Berkaitan dengan faktor perundang-undangan pidana ini, mantan Ketua Mahkamah Agung R.I., Bagir Manan, mengatakan, bahwa dua aspek penting dalam keberhasilan penegakan hukum pidana tersebut, adalah isi/hasil penegakan hukum (substantive justice), tata cara penegakan hukum (procedural justice).
Meski Indonesia belum memiliki "pola pemidanaan" yang berkaitan dengan kriteria kualitatif dan kuantitatif penentuan pidana minimum khusus, namun bila menyadari bahwa efektivitas penegakan hukum itu bertitik tolak dari kualitas produk kebijakan legislatif, maka melihat perkembangan doktrin pidana dan/atau melakukan studi komparasi pada beberapa perundang-undangan pidana Negara lain, yang sudah mengatur hal itu adalah salah satu solusinya.
Secara kualitatif, menurut doktrin Ilmu Pengetahuan Hukum Pidana, delikdelik tertentu yang dapat ditentukan pidana minimum khususnya adalah yang berkarakter berikut :
1. delik-delik yang dipandang sangat merugikan, membahayakan, atau meresahkan masyarakat;
2. delik-delik yang dikualifisir atau diperberat oleh akibatnya (erfolgsqualifizierte delikte) .
Selanjutnya untuk ukuran kuantitatif, belum ada bahan rujukan yang baku, sehingga salah satu solusinya adalah dengan membandingkannya dengan formulasi pidana "minimum khusus di beberapa KUHP negara lain.
Masalah pokoknya di Indonesia adalah bahwa sampai sekarang belum terjawab, sejauhmana kewenangan kebebasan yang dimiliki oleh hakim (judicial discretion) untuk "dapat" turun (sampai batas tertentu) di bawah batas-limit pidana minimum khusus dalam suatu formulasi perundang-undangan, agar implementasi penegakan hukum yang berkeadilan tersebut tetap berada dalam koridor kepastian hukum.
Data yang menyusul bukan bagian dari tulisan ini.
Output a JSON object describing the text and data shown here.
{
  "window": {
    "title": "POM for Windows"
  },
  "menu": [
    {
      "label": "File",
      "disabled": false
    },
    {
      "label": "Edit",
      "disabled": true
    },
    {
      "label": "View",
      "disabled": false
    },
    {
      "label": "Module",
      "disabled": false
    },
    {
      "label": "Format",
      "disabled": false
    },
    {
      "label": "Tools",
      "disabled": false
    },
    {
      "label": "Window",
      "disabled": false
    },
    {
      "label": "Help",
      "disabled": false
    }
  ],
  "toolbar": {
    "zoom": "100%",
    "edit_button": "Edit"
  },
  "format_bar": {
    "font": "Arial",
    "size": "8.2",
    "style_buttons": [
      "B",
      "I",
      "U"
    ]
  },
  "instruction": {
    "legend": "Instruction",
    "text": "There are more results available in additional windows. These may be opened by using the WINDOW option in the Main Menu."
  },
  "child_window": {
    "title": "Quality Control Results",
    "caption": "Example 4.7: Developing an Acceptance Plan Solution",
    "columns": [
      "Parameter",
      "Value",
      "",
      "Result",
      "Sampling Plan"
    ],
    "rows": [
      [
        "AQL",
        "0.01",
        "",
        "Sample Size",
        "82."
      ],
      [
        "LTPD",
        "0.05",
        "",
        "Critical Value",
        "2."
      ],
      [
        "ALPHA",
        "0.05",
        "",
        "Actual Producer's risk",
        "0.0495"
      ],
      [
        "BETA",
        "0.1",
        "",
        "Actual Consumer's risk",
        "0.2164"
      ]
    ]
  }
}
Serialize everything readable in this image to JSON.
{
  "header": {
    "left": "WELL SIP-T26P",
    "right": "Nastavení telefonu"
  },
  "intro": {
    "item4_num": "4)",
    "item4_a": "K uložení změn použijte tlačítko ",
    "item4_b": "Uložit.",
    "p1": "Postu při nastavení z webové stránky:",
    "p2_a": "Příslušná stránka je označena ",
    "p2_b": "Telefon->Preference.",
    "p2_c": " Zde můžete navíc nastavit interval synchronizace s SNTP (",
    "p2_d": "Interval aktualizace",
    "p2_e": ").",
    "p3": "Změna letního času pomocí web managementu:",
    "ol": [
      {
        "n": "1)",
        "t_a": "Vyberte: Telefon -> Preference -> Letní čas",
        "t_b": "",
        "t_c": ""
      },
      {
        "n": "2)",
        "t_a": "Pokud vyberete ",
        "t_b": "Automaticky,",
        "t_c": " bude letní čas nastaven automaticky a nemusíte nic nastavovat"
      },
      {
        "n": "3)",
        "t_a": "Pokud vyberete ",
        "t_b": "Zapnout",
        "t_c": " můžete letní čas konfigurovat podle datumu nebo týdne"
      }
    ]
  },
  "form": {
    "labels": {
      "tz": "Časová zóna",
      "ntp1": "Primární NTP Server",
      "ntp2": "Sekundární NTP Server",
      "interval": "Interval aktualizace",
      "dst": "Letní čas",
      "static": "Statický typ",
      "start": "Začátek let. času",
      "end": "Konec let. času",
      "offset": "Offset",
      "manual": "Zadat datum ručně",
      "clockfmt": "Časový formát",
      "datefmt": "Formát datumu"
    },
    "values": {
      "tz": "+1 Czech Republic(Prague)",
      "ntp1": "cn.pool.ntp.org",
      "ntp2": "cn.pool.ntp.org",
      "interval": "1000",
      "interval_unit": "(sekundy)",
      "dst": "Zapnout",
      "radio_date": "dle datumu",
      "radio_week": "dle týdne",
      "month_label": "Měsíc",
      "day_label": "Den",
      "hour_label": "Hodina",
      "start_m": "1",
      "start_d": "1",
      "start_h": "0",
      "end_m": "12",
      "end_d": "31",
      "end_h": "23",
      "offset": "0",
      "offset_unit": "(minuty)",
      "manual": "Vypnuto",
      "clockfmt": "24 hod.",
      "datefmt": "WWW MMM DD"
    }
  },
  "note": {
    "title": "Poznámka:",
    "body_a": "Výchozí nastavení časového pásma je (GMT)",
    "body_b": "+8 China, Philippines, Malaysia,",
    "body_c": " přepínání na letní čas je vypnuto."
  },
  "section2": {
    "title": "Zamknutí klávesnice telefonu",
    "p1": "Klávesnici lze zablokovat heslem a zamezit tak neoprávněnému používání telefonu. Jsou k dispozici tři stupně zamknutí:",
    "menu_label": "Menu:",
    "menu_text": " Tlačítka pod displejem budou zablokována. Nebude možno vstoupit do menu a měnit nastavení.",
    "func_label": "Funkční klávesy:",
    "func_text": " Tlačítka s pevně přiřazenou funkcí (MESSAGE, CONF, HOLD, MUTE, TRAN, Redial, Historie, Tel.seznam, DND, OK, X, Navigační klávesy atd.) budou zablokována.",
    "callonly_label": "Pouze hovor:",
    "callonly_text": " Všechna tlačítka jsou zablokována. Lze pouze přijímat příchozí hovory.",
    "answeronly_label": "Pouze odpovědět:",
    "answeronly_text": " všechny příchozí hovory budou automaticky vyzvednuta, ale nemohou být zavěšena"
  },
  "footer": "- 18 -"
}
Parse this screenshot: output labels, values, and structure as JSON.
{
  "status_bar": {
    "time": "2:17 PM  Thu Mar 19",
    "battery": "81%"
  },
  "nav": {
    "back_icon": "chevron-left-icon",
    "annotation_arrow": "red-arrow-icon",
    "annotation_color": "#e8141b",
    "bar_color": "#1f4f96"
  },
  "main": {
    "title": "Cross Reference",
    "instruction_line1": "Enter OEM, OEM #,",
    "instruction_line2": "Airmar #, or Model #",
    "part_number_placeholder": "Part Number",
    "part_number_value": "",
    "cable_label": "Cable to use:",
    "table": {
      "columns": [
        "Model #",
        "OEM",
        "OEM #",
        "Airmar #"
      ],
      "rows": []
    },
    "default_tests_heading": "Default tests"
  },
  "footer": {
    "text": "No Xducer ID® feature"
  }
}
Dan itu tidak lain adalah dengan membuatkan suatu formulasi aturan/pedoman pemidanaan (straftoemetings regelistraftoemetingsleidraad, atau statutory guidelines for sentencing) sebagaimana aturan/pedoman pemidanaan dalam pola pidana maksimum khusus yang "dapat" naik (sampai batas tertentu) diatas batas-limit pidana maksimum khususnya, ketika terdapat faktor-faktor yang memperberat pidana, seperti concursus realis terhadap kejahatan terren recidive terhadap kejahatan tertentu yang sejenis. Undang-undang memang mewajibkan hakim menggali dan mengikuti nilai-nilai yang hidup dalam masyarakat. Dan perspektif masyarakat, agar dihukumnya para pelaku korupsi sebanyak-banyaknya dengan pidana yang relatif berat, sebab apabila pelaku korupsi dijatuhi pidana yang ringan, apalagi bebas atau lepas dari segala tuntutan hukum, banyak masyarakat menganggap penjatuhan putusan itu tidak adil.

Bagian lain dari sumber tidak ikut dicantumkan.